Italien geht mit harten Bandagen vor: Btjunkie wurde von den Justizbehörden durch eine entsprechende Verfügung gesperrt. Die Torrent-Suchmaschine ist somit für italienische Nutzer nicht mehr zugänglich.
Btjunkie, eine sehr bekannte Torrent- und P2P-Suchmaschine, hat einen schweren Rückschlag erlitten, der von den italienischen Behörden veranlasst wurde: Sie wurde nämlich unzugänglich für Nutzer unseres Landes gemacht.
Tatsächlich wurde Btjunkie gesperrt für den Traffic aus Italien, aber nicht gelöscht: ein erfahrener Nutzer könnte das Hindernis des Filters.
von Btjunkie hat in Italien gerade in den letzten Monaten ein signifikantes Wachstum erlebt, seit – insbesondere – die Justizbehörden eine andere digitale Piratenplattform gestoppt haben: The Pirate Bay. Der Zusammenbruch letzteren (-70 % in Italien) hat den rasanten Aufstieg von Btjunkie (+15 %) bewirkt, der heute jedoch durch die Ergebnisse der Operation „Poisonous Dahlia„, durchgeführt von der Guardia di Finanza in Cagliari und der Staatsanwaltschaft, eingefroren ist. Der Deckname dieser gerichtlichen Aktion ist nicht zufällig: Man nimmt an, dass Btjunkie durch die Verbreitung von Inhalten in gewissem Sinne zum Scheitern des Pay-TV Dahlia beigetragen hat. Daher die Idee, genau diesen Namen zu verwenden.
Im Moment, wenn man versucht, auf Btjunkie.org zuzugreifen, wird der Nutzer warten müssen und dann den Bildschirm „Webseite kann nicht angezeigt werden“ erhalten.
Große Zufriedenheit herrscht bei der FIMI (Federazione Industria Musicale Italiana), die in Bezug auf Btjunkie von „einem der wichtigsten weltweiten Supermärkte für illegale Medieninhalte“ sprach.
Innerhalb der Suchmaschine von torrent, tatsächlich war es möglich, Tausende von mp3s, Filmen, Spielen, Software und urheberrechtlich geschütztem Material zu finden.

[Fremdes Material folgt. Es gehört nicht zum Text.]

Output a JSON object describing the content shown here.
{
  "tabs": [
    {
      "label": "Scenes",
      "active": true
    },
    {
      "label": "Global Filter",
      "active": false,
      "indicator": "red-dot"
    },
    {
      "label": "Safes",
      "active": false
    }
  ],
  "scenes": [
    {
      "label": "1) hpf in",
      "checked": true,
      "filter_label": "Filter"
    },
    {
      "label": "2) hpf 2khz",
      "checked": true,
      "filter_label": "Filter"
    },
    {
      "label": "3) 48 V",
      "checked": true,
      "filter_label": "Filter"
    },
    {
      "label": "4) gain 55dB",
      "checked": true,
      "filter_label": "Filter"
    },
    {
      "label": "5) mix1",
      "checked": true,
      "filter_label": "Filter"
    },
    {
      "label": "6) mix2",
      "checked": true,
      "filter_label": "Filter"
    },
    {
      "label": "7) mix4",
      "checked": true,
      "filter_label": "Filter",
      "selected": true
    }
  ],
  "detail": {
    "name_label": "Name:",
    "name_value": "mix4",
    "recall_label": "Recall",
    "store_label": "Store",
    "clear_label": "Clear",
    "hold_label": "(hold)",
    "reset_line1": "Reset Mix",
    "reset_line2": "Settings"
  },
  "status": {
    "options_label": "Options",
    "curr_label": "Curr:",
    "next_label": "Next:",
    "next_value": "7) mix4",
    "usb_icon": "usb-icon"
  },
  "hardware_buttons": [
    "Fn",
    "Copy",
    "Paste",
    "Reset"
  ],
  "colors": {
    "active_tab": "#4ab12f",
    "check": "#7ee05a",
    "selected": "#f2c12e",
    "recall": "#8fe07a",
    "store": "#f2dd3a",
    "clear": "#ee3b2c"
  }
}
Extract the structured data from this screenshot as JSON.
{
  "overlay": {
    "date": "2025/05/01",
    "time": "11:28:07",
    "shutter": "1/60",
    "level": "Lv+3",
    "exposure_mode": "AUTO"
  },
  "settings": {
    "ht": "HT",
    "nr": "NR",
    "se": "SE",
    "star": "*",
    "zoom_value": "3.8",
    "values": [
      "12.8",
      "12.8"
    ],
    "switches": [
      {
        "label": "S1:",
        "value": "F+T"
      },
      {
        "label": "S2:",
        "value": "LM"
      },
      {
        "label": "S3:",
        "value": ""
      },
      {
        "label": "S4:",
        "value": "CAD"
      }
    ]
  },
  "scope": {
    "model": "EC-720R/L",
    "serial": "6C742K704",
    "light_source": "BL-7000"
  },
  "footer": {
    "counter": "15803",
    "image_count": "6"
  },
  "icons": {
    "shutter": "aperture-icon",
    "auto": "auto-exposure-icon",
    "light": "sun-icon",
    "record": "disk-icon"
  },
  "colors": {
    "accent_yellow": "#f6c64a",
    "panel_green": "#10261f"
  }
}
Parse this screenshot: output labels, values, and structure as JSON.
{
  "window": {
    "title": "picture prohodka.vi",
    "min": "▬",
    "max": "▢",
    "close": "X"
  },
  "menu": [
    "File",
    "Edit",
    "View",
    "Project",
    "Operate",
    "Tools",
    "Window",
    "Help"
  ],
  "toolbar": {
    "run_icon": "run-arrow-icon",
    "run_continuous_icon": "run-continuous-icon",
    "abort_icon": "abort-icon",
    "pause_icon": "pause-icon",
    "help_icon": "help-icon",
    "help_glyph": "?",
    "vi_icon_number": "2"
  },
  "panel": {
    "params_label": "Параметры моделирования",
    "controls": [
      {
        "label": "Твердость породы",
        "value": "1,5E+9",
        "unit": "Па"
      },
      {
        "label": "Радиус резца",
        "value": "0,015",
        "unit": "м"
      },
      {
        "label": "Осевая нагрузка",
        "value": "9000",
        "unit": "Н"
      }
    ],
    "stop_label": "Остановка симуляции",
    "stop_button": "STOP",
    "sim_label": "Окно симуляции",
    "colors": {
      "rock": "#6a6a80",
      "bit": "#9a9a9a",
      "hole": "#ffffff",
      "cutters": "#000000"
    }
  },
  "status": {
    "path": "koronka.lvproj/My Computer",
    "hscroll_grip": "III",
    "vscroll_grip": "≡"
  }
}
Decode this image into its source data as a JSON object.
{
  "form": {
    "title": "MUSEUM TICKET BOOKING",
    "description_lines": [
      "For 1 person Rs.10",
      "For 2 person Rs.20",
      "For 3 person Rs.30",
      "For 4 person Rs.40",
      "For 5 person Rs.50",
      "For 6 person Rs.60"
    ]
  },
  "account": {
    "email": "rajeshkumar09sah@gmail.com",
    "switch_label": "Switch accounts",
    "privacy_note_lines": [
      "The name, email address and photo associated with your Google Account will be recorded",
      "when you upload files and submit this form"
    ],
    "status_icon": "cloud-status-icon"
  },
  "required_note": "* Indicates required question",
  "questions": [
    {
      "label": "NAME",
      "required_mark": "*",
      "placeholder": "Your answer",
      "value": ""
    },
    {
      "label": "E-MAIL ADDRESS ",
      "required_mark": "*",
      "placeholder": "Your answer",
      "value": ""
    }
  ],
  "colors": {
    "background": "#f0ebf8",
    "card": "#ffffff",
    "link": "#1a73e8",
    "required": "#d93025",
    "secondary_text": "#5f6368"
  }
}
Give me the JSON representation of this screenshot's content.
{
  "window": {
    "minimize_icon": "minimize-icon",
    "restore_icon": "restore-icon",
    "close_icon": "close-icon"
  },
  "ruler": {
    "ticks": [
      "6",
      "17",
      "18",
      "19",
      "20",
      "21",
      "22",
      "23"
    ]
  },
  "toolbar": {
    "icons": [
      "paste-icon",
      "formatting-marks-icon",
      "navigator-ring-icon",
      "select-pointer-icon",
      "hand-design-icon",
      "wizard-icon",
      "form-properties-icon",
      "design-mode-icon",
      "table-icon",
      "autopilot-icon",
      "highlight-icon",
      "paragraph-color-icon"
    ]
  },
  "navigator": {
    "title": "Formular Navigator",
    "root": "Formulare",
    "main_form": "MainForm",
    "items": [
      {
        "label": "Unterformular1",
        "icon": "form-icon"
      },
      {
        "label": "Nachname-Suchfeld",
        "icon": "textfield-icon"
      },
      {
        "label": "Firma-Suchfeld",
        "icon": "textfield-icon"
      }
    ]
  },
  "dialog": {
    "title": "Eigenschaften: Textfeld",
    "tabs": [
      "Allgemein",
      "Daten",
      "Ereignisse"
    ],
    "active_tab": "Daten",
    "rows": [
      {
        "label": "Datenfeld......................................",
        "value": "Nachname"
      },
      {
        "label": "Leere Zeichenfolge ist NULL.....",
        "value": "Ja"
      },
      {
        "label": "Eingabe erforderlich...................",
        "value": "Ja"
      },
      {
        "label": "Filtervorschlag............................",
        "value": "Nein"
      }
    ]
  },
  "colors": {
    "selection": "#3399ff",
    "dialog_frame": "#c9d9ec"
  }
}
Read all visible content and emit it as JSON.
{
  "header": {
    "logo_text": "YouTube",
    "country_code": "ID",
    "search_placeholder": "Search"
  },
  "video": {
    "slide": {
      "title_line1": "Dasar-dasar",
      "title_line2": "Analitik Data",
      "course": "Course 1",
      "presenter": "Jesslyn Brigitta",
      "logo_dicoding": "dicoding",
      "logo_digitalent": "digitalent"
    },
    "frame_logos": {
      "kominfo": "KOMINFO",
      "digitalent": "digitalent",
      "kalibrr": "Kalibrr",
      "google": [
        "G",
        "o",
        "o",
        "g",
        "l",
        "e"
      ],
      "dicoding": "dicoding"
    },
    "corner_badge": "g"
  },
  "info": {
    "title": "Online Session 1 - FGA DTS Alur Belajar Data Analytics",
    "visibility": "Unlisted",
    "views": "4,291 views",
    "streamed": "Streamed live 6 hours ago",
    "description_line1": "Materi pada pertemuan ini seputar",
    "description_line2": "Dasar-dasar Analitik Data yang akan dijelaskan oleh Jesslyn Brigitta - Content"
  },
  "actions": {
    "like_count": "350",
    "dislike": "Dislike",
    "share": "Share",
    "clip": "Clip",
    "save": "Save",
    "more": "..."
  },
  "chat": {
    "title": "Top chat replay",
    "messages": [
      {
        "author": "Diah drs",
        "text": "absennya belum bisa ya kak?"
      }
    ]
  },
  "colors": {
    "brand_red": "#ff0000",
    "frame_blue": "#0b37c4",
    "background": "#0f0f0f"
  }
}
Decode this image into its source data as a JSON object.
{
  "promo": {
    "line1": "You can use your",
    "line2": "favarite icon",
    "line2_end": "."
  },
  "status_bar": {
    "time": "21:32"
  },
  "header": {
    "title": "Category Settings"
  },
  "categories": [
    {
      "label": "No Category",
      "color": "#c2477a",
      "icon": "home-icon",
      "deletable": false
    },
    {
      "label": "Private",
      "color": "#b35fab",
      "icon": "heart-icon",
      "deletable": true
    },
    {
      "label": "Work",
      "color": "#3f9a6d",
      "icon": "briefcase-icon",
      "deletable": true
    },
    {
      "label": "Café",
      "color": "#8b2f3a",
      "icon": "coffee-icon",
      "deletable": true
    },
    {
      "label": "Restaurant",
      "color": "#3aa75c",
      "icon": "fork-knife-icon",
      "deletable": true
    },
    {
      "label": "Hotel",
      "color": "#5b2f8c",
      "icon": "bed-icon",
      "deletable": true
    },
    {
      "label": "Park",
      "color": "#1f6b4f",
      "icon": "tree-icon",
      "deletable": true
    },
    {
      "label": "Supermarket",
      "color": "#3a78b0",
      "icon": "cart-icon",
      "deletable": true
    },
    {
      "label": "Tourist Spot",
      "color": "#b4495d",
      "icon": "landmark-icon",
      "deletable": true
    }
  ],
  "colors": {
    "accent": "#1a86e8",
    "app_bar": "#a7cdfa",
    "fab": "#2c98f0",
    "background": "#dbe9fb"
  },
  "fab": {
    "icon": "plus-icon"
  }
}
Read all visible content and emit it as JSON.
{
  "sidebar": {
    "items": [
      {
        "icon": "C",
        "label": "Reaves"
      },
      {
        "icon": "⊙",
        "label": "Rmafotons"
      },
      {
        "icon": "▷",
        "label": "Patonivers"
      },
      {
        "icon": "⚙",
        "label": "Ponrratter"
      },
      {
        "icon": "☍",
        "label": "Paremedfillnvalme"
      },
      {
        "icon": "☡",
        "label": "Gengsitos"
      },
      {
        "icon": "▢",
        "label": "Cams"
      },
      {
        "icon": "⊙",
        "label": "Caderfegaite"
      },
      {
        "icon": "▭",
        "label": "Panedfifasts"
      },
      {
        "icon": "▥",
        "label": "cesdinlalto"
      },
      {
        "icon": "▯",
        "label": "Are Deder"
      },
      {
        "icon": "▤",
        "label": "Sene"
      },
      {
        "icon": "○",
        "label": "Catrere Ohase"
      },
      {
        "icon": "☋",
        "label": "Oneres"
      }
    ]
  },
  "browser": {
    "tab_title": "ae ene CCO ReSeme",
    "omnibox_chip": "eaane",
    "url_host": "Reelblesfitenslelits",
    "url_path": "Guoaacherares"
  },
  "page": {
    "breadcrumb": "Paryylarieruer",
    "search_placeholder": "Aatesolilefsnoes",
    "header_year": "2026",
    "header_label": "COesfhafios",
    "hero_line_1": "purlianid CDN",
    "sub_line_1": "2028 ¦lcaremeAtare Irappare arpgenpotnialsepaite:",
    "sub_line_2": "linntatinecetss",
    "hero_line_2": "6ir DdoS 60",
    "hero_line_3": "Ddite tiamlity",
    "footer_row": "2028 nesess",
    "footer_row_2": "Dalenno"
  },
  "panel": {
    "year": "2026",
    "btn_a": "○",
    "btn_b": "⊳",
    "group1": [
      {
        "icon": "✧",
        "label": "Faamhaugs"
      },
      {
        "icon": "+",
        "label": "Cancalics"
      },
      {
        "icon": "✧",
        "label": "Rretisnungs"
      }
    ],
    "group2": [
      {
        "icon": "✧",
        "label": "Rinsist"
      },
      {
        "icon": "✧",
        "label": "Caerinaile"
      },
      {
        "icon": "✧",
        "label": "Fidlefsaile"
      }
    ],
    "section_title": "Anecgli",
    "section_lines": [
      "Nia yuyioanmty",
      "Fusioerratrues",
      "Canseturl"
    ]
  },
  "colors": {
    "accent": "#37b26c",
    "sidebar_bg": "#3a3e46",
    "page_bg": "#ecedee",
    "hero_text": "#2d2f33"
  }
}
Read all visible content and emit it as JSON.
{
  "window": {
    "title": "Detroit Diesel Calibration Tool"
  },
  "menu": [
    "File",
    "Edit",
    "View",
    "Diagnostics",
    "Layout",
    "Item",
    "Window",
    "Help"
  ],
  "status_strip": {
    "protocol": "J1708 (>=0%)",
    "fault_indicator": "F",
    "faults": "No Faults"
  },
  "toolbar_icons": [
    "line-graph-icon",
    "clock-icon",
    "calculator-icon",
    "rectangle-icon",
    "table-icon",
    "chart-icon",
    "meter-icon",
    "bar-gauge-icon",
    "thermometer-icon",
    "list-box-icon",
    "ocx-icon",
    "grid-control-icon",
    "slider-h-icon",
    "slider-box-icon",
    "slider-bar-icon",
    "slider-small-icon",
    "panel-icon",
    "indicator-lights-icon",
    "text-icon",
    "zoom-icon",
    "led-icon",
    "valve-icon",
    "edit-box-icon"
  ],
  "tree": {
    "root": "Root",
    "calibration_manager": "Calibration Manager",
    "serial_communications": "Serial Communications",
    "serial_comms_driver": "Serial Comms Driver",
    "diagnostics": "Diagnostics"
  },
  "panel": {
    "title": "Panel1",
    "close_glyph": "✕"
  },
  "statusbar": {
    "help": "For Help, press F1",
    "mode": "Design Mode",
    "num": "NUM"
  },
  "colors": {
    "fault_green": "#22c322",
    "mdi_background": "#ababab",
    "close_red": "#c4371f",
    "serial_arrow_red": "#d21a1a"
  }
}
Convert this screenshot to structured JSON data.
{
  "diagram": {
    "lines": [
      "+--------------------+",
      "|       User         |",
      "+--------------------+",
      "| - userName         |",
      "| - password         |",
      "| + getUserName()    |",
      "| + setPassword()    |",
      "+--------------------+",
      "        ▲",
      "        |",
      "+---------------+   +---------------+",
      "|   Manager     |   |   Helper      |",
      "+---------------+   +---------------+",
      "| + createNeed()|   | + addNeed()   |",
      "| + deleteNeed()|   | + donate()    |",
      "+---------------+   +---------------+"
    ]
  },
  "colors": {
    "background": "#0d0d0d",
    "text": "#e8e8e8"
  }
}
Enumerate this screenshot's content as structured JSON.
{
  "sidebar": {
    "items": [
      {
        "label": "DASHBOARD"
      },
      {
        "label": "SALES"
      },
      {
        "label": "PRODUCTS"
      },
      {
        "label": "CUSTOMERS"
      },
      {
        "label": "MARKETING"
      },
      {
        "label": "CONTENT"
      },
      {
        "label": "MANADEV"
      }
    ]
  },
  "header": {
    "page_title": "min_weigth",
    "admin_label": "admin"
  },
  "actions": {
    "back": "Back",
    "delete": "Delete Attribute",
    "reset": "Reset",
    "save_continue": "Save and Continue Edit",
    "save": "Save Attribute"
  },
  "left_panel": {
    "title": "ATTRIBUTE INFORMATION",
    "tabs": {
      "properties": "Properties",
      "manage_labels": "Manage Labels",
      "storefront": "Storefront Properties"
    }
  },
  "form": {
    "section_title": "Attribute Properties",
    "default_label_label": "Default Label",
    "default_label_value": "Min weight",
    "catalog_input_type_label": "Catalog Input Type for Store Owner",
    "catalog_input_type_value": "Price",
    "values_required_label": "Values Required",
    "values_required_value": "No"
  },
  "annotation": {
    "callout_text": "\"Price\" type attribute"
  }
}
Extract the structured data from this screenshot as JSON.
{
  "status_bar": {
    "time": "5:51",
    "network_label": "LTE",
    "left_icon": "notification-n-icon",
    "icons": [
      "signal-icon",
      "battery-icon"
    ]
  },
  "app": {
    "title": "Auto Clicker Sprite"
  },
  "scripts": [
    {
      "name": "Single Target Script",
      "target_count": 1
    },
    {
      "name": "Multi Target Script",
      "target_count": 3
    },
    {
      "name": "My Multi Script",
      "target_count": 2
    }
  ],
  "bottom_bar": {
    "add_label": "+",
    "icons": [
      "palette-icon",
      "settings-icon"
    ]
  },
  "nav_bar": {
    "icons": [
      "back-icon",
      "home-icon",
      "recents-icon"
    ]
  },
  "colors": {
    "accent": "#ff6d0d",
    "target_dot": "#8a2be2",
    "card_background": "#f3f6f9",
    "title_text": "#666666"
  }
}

Ein System, das laut FIMI täglich allein aus Italien etwa 500.000 einzigartige Besucher anlockte und vor allem Millionen illegaler Downloads generierte und – als offenbar sehr geschätzter „Nebeneffekt“ der Verantwortlichen – Einnahmen von über 3 Millionen Euro pro Jahr durch Werbebanner erzielte.
Da zum ersten Mal in der italienischen Geschichte ein solcher Dienst auf Anordnung einer Staatsanwaltschaft gesperrt wurde (die effektiv einen Stopp direkt beim ISP forderte), ist der einzige Weg, Berufung einzulegen, der Oberste Gerichtshof.
Btjunkie wird sich an dieses Gremium wenden oder den Nutzern überlassen, Wege zu finden, den Zugang zum Netzwerk wiederzuerlangen? Sicherlich verbreitet sich bereits ein Mundpropaganda unter den Nutzern, die das Netzwerk wieder nutzen wollen,Btjunkie, um die gesetzte Sperre zu umgehen.